19. April 2006 Bundeskanzlerin Angela Merkel (CDU) will die Kritiker des geplanten Elterngeldes in der Union doch noch vom völlig neuen Fördermodell für berufstätige Mütter und Väter überzeugen. Bei den umstrittenen Vätermonaten habe Merkel eine persönliche Präferenz, sagte Vize-Regierungssprecher Steg am Mittwoch in Berlin.
Die Kanzlerin wolle jedoch die Koalitionsgespräche darüber im Mai abwarten, um möglichst viele von der Richtigkeit des Systemwechsels zum Elterngeld zu überzeugen. Vor allem bei einigen Männern in den Unionsparteien ist das Vorhaben heftig umstritten, die Auszahlung des Elterngeldes für volle 12 Monate davon abhängig zu machen, daß auch Väter mindestens zwei Monate aus dem Beruf aussteigen, um sich der Kinderbetreuung zu widmen. Für die SPD sind diese Vätermonate Bedingung, um dem im Koalitionsvertrag vereinbarten Elterngeld zuzustimmen.
Kopernikanische Wende
Steg nannte das Elterngeld eine kopernikanische Wende in der Familienpolitik. Die große Koalition habe sich damit etwas völlig Neuartiges vorgenommen. Merkel sei eine energische Verfechterin dieses Elterngeldes.

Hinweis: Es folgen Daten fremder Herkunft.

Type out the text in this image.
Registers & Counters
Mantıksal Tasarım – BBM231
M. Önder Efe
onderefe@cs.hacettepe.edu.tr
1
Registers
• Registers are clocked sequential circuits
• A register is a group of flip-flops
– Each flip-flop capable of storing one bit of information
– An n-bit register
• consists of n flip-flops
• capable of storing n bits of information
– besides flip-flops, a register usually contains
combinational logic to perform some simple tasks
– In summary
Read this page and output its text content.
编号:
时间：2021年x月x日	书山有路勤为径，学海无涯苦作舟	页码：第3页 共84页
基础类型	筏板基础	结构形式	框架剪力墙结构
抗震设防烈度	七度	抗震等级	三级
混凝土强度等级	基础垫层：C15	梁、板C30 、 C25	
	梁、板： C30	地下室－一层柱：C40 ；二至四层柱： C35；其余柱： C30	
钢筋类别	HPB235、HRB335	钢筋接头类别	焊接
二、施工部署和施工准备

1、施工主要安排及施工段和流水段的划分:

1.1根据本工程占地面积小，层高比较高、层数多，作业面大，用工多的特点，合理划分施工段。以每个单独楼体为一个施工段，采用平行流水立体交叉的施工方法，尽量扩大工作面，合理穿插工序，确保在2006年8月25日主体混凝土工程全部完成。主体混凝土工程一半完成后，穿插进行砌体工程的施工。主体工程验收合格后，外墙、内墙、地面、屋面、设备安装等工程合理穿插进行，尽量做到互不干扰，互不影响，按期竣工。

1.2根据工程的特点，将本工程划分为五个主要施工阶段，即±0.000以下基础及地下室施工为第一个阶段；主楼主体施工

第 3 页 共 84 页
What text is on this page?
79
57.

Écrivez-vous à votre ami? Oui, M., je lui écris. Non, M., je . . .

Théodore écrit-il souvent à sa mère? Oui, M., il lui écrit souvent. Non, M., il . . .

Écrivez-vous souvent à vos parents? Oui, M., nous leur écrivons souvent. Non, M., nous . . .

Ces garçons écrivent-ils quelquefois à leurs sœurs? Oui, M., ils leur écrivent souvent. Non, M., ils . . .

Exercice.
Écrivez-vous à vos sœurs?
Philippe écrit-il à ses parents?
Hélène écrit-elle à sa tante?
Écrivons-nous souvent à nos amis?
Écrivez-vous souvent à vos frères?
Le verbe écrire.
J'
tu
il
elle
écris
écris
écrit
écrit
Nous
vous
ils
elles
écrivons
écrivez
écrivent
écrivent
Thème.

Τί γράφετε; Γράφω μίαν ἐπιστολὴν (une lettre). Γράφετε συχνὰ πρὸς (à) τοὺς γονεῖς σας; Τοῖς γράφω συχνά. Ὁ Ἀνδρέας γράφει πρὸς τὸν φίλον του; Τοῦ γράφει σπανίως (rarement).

Es soll laut Koalitionsvertrag als Lohnersatzleistung 67 Prozent des letzten Nettoeinkommens betragen, höchstens jedoch 1800 Euro monatlich. In den Koalitionsverhandlungen ist das Elterngeld laut Steg nicht bis ins Detail geregelt worden, um eine Diskussion über seine konkrete Ausgestaltung zu ermöglichen. Zu den Eckpunkten gehört, daß die Kosten vier Milliarden Euro in der Legislatur nicht überschreiten sollen.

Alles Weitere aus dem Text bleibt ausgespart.